DW: What vaccine is available for pediatric populations?

NP: “Right now, the Pfizer vaccine is the only vaccine in the United States that has received Emergency Use Authorization for children between the ages of 12 to 15. For ages 16 and up the Pfizer vaccine has received full FDA approval. Now, it is important to understand that Emergency Use Authorization for a vaccine requires extensive research that supports safety and efficacy. It is still a rigorous process, but it allows for a vaccine to be available to the public when there is an emergency. As for a vaccination for ages 5 through 11, Pfizer has recently submitted data on clinical trials and the FDA is evaluating this data for safety and efficacy.
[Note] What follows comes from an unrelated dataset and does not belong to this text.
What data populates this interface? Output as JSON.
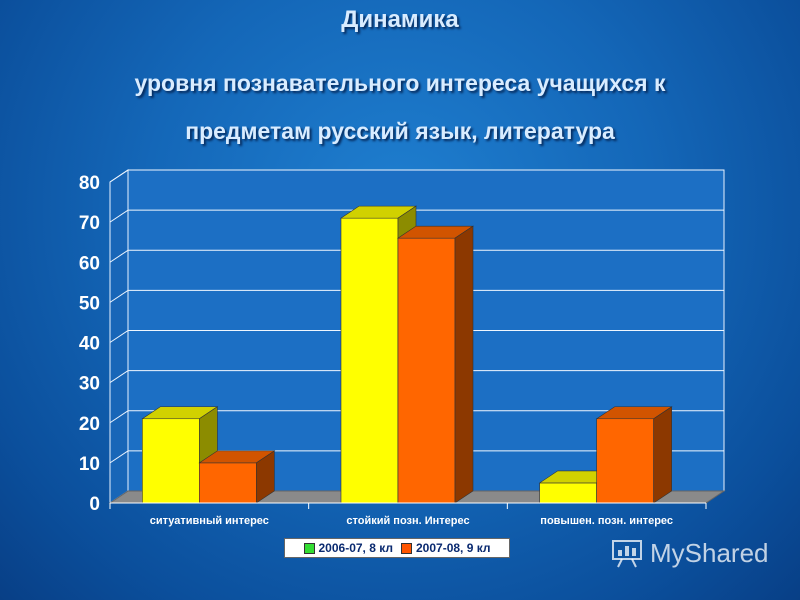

Once they fully evaluate this data, they can approve the vaccine for this age group. We expect that this process will show similar results in efficacy and safety that we have seen in the past and that the vaccine will be approved for Emergency Use Authorization soon for this group. Hopefully within a month or so. For the 6-month to 4-year-old age group more studies and data need to be evaluated before a formal review by the FDA.”

RELATED: University status update: Pfizer booster shots available through Campus Health

DW: Are vaccine side-effects in children and adolescents different than in adults?
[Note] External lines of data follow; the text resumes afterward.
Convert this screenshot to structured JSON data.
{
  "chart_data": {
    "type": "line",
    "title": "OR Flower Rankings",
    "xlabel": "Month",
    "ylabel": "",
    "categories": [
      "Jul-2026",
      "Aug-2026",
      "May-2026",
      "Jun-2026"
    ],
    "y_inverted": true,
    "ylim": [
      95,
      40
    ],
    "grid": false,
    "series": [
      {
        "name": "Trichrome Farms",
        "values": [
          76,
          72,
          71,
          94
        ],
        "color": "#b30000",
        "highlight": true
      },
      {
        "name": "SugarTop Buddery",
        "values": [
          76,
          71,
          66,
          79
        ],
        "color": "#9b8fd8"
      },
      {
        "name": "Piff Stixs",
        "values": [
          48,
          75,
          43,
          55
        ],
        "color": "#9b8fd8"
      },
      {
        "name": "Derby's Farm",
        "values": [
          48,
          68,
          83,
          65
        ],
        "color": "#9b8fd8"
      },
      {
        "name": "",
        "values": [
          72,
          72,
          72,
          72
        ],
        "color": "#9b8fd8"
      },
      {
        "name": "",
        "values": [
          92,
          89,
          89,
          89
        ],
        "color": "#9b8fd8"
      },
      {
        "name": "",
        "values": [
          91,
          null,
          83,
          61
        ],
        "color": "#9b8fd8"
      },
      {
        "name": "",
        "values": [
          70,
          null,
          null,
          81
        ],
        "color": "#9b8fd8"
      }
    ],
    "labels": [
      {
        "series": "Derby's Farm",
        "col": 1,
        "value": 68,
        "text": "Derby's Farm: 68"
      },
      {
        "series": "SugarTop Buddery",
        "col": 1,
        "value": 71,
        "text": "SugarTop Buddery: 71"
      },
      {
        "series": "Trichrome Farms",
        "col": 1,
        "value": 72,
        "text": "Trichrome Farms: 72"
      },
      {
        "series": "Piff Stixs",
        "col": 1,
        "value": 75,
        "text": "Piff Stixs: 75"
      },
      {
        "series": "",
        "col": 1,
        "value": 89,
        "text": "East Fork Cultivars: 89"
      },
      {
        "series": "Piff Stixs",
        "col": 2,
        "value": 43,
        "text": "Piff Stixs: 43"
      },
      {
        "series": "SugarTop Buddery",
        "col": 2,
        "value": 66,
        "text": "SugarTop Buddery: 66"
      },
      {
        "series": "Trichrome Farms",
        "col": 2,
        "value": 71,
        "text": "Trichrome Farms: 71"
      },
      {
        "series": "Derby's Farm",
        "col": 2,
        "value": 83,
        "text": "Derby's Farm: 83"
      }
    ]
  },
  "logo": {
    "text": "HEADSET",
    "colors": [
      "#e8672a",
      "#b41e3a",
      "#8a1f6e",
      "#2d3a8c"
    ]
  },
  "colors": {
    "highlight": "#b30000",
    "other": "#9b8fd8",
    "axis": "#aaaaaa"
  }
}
NP: “At this point in time, we have not seen any major differences. In general, both groups may experience headaches, fever, arm pain, fatigue and some body aches, but again these are minor side-effects and many individuals do not experience these at all. In the end, people are filling up our hospitals because of COVID-19 infection and disease, not because of adverse side-effects to the vaccine.”

DW: What do you say to parents who are hesitant about vaccinating their children because of safety concerns or limited research?
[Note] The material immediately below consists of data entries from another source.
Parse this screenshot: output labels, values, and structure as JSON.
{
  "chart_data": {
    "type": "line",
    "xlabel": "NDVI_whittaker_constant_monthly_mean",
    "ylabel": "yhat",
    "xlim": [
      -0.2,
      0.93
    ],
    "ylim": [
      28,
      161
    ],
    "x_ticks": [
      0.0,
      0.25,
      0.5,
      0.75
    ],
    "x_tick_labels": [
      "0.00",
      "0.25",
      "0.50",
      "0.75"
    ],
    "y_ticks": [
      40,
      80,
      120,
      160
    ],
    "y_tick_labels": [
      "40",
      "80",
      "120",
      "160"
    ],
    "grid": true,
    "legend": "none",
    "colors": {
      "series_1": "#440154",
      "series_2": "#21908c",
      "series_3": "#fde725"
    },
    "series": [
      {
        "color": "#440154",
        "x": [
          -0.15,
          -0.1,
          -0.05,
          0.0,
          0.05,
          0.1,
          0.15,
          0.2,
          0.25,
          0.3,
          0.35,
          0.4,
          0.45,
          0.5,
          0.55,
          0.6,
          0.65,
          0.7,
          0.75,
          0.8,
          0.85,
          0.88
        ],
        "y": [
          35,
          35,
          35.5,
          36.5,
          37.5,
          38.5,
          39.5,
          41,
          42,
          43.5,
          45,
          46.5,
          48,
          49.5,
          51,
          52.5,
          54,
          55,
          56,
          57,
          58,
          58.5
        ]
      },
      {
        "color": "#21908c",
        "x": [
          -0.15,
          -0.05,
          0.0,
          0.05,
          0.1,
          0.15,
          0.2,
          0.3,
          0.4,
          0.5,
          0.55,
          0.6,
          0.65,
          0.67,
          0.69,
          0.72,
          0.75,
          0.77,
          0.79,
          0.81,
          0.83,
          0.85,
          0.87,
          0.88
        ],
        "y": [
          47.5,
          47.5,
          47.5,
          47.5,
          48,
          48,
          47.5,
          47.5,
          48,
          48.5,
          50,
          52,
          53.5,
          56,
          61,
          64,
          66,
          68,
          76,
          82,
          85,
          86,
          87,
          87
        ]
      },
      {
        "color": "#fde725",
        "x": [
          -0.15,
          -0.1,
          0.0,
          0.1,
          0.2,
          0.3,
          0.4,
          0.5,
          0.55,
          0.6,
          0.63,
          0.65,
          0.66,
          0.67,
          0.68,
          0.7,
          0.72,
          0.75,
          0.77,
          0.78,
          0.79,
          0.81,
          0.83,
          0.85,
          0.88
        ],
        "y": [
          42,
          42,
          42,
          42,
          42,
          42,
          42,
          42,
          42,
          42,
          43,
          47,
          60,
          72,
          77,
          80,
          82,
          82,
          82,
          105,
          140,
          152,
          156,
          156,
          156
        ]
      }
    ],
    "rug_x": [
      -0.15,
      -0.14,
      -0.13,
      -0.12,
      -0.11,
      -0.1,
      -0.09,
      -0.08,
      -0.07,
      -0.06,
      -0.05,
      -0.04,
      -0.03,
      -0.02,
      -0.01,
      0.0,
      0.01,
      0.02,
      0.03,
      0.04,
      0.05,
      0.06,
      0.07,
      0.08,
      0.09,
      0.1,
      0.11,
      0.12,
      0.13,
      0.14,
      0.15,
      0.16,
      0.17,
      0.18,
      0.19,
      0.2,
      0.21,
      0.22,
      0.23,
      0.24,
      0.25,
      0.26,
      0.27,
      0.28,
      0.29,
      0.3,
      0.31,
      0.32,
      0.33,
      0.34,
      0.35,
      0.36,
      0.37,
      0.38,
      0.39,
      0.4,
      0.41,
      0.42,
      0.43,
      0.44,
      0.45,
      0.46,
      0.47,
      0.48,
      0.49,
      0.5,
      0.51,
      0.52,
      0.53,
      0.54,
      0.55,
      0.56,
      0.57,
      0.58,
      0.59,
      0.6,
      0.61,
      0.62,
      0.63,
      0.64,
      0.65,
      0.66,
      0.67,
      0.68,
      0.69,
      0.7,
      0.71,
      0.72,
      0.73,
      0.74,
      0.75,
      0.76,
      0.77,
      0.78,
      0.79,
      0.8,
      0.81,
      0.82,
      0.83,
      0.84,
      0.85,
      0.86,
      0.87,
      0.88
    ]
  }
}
NP: “Parents want to do what is safe and helpful for their family. I do not think there is anybody out there who is hesitant about vaccines because they want to hurt their child. Generally, people make these decisions based on the information that they have. As a physician, I do my best to inform parents on the risk of vaccinating versus the risk of not vaccinating. At the end of the day, the best way to avoid the most risk is to get vaccinated. Like anything, there are some risks associated with vaccination, but these are far lesser than the very real risk of contracting COVID-19. When I look at children specifically and the way the vaccine was made available to them, I have to emphasize that no corners were cut. No other vaccine in history has had the degree of evaluation and scrutiny for safety and efficacy than the COVID-19 vaccine. Around 360 million vaccines have been administered in the United States and about six billion around the world. We now have substantial data that shows time and time again that risk of infection and disease far outweighs the risks of the vaccine in both children and adults.”